The motif of miracles is present in Story 19, aptly named “A Discreet Miracle.” Miguel’s skepticism and reticence about seeking help from Saint Juana contrasts with Filomena’s belief in the saint’s powers to produce miracles and contrasts with the final results: In the end, a miracle does occur, as Miguel’s sight returns in both eyes. Juana’s sainthood and her miraculous powers reinforce the theme of Language and Storytelling as Tools for Survival. Juana is a saint because people tell, repeat, and believe in stories about her, not because the Pope has decreed her so. The miracle of Miguel’s health may or may not be an act of true magic or divine power—Allende leaves that question open-ended—but she does establish the community’s belief in Juana’s power and their dedication to her story. It is that story that brings Filomena and Miguel to the grotto of the lilies to seek healing, and it is that story that saves Miguel’s sight.

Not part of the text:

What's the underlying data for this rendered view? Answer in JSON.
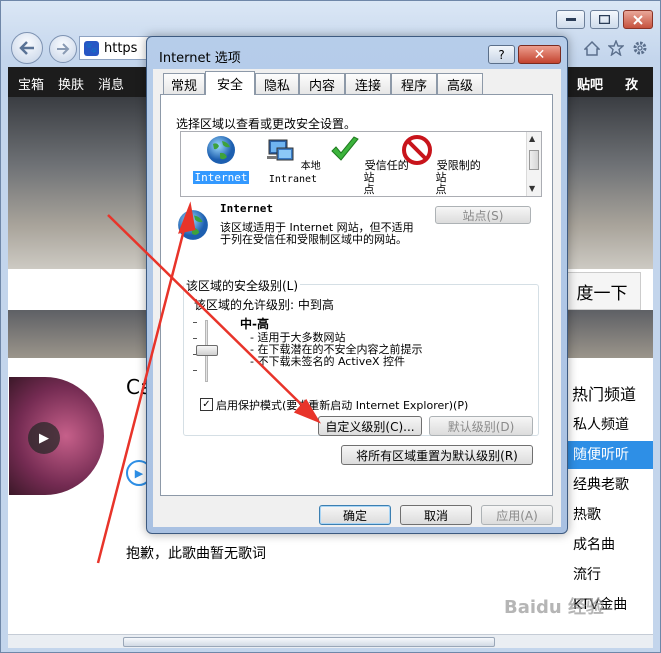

Allende’s interest in The Resilience of Women is clear throughout these stories, which are peopled with strong, stubborn, long-lived women. Inés—who survived the loss of her son and became a foundation of her community, first as a schoolteacher and then as an innkeeper—demonstrates her resilience and strength of mind when she kills her son’s murderer and calmly seeks help from her friend, Halabí. Abigail—who was born with physical traits that made her stand out and drew men to her—uses every power at her disposal to make money and then to establish herself in society. Ana Blaum escapes antisemitic persecution in pre-World War II Europe with her husband, gives up her profession of playing the violin, and supports Roberto through medical school and a long career as a doctor. The narrator admires the toughness of these women; their common trait is resilience, even though it manifests differently in each of their stories.